A quick trip through the Fremantle Markets didn’t entice us to linger – too hot and too many people, but obviously a popular spot.
Our Doing Tine Tour guide was a retired prison warden, who soon informed us that he was going to speak to us as if we were prisoners, which basically meant he yelled in our faces most of the time. This seemed to be partly due to trying to give us the “real” experience minus the strip searches, and also to keep us on the run so that we completed the 90 minute tour on time.
The prisoners who would be serving the longest sentences were trained as cooks. The reasoning being that it took a long time to train a good cook! This meant that some of the hardest and nastiest prisoners worked in the kitchen. One day they took the carving knives to a fellow prisoner and beheaded him… no one asked for seconds that day, I bet!

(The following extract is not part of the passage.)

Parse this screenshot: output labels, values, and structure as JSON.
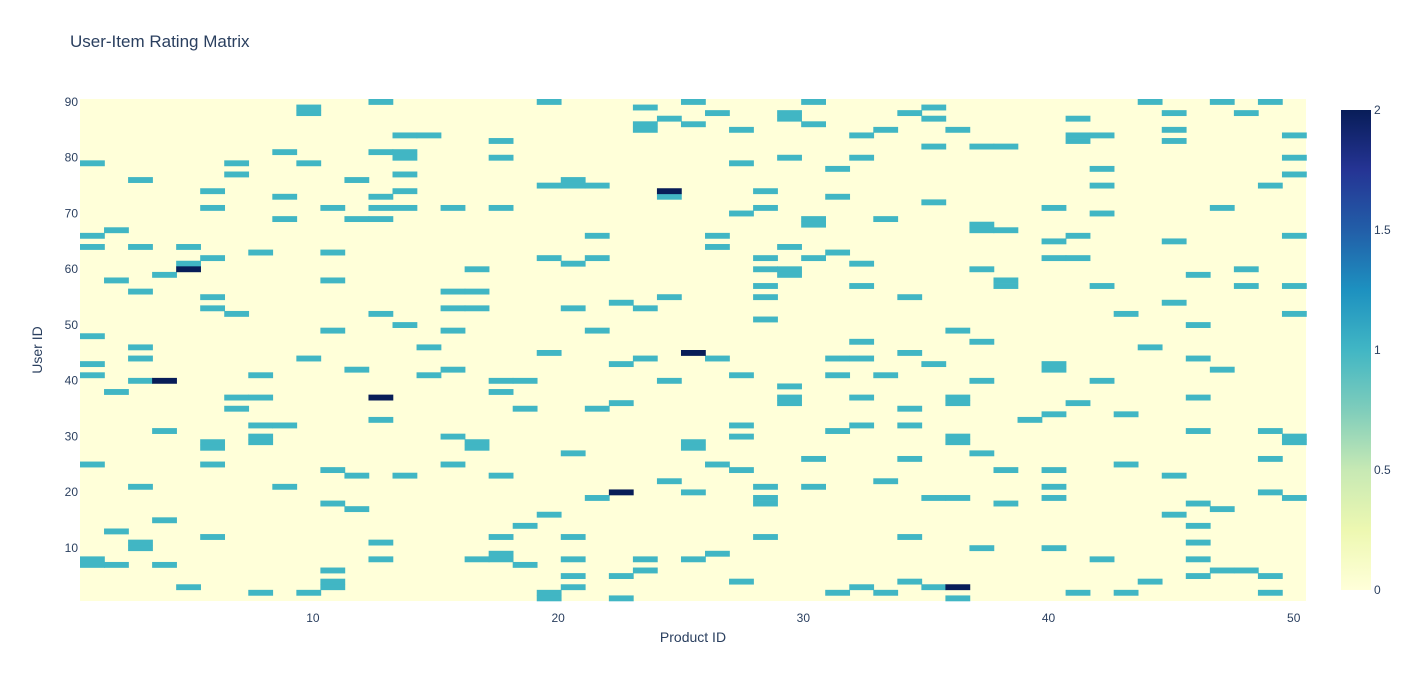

Those on remand, not yet sentenced were kept in this area during the day. Up to 250 men would be herded here all day, with little or no supervision, resulting in all sorts of bullying and violence. They were not allowed to work in the first year.
These are the cells in different eras. There was no electricity installed until 1982. Often the temperature in the cells got to 50C in summer.
I couldn’t take more photos of the gallows, it just seemed wrong too. The sound of the drop was horrifying.
Afterwards we drove to the beach for lunch. My first real sight of the Indian Ocean!